И если бы Рита не так долго копалась в тряпках Хипони, она бы это уж
точно увидела!
Впрочем, и приключения Хипони Рита изучила недостаточно... А
приключения эти отличались, прямо скажем, некоторым своеобразием.
Продолжение этих приключений начались в тот момент, когда доцент обнаружил,
что дело будет иметь с дамой... И как не был раздавлен доцент, как ни был он
обескуражен происшедшим, как ни плохо ему было, а тем не менее глаза его,
независимо от его воли, начали излучать желтый блеск, а губы по многолетней
привычке тут же сложились в сладкую улыбку.
Вдвоем они осмотрели барахло, сбыв которое, надеялся добраться до
Карска доцент: три нестиранные черт знает сколько времени, подранные во
множестве мест рубашки, полфлакона одеколона "Шипр", три соломенные шляпы от
солнца, кокетливые желтые трусы с черным вышитым грибочком, маникюрные
ножницы... Остальное потерялось, забылось в избушке, так и уехало в машине
Стекляшкиных.
- Ах, господин доцент, господин доцент!.. Ну и что вы за это все
просите? За это, вы меня простите, вы и до Абакана не доедете!

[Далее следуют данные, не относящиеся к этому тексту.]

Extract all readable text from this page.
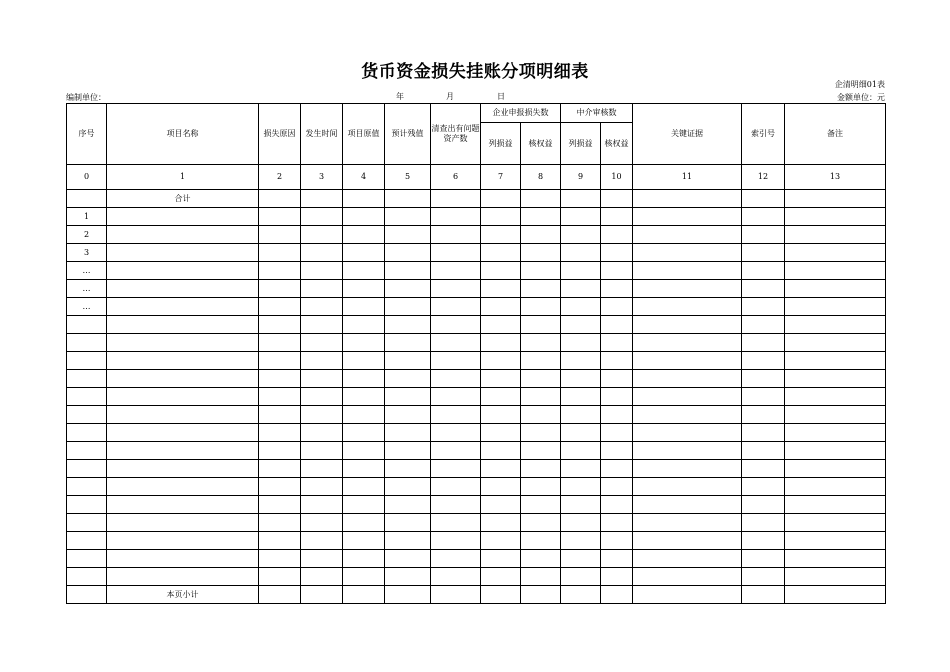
货币资金损失挂账分项明细表
企清明细01表
金额单位：元
编制单位：	年	月	日
序号	项目名称	损失原因	发生时间	项目原值	预计残值	清查出有问题资产数	企业申报损失数		中介审核数		关键证据	索引号	备注
							列损益	核权益	列损益	核权益			
0	1	2	3	4	5	6	7	8	9	10	11	12	13
	合计												
1													
2													
3													
…													
…													
…													

	本页小计												
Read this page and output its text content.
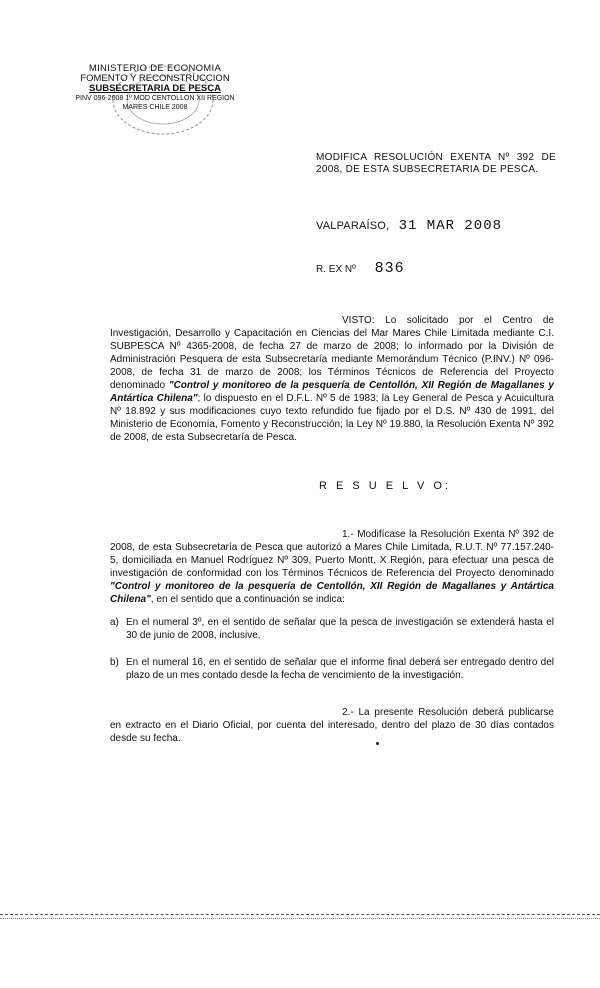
MINISTERIO DE ECONOMIA
FOMENTO Y RECONSTRUCCION
SUBSECRETARIA DE PESCA
PINV 096-2008 1º MOD CENTOLLON XII REGION
MARES CHILE 2008
MODIFICA RESOLUCIÓN EXENTA Nº 392 DE 2008, DE ESTA SUBSECRETARIA DE PESCA.
VALPARAÍSO, 31 MAR 2008
R. EX Nº 836
VISTO: Lo solicitado por el Centro de Investigación, Desarrollo y Capacitación en Ciencias del Mar Mares Chile Limitada mediante C.I. SUBPESCA Nº 4365-2008, de fecha 27 de marzo de 2008; lo informado por la División de Administración Pesquera de esta Subsecretaría mediante Memorándum Técnico (P.INV.) Nº 096-2008, de fecha 31 de marzo de 2008; los Términos Técnicos de Referencia del Proyecto denominado "Control y monitoreo de la pesquería de Centollón, XII Región de Magallanes y Antártica Chilena"; lo dispuesto en el D.F.L. Nº 5 de 1983; la Ley General de Pesca y Acuicultura Nº 18.892 y sus modificaciones cuyo texto refundido fue fijado por el D.S. Nº 430 de 1991, del Ministerio de Economía, Fomento y Reconstrucción; la Ley Nº 19.880, la Resolución Exenta Nº 392 de 2008, de esta Subsecretaría de Pesca.
R E S U E L V O:
1.- Modifícase la Resolución Exenta Nº 392 de 2008, de esta Subsecretaría de Pesca que autorizó a Mares Chile Limitada, R.U.T. Nº 77.157.240-5, domiciliada en Manuel Rodríguez Nº 309, Puerto Montt, X Región, para efectuar una pesca de investigación de conformidad con los Términos Técnicos de Referencia del Proyecto denominado "Control y monitoreo de la pesquería de Centollón, XII Región de Magallanes y Antártica Chilena", en el sentido que a continuación se indica:
a) En el numeral 3º, en el sentido de señalar que la pesca de investigación se extenderá hasta el 30 de junio de 2008, inclusive.
b) En el numeral 16, en el sentido de señalar que el informe final deberá ser entregado dentro del plazo de un mes contado desde la fecha de vencimiento de la investigación.
2.- La presente Resolución deberá publicarse en extracto en el Diario Oficial, por cuenta del interesado, dentro del plazo de 30 días contados desde su fecha.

- Ах, мадам, знали бы вы, как превратности судьбы играют порой
человеком!
- Так ведь все равно не доедете...
- Не доеду, так пройду весь путь пешком! Коварство тех, кому доверяешь,
порой куда тяжелее любого пути в неизвестное.
- Да уж куда вам дойти-то... Алексей Никодимыч, вы бы помидоры
пропололи да горох получше подвязали... Я через несколько дней все равно за
товаром поеду; поработаете - могу взять и вас...
Дико и тупо уставился Хипоня на Матрену. Ему предлагали, кажется,
мотыжить в Малой Речке огород?! Ему?! Автору книг и учебников?! Но была тут,
была и еще некая сторона... Матрена улыбалась так, что не понять ее не смог
бы даже ровесник Таньки Динихтис, а не то что многоопытный Хипоня. Губы
призывно изгибались в милой улыбке, глаза томно мерцали в полутьме лавки,
из-под банок с огурцами и пакетов с макаронными изделиями. И дрогнул доцент!
Дрогнул, не забыв рассказать несколько потрясающих, даже отчасти
правдоподобных историй про то, как его цинично, подло бросили посреди
Саянских высей, отняв всю его наличность, собственность и движимость, как
его предала страстно любимая женщина и как жизнь не оставляет больше выхода.
Нельзя сказать, что так уж перетрудился Хипоня, выдергивая сорняки из
влажной, унавоженной земли матрениного огорода. Стонать и кряхтеть не имело
особого смысла - никто не слышал звуков, издаваемых им на огороде. Пришлось
повязать вокруг головы один из носовых платков и немного все же поработать.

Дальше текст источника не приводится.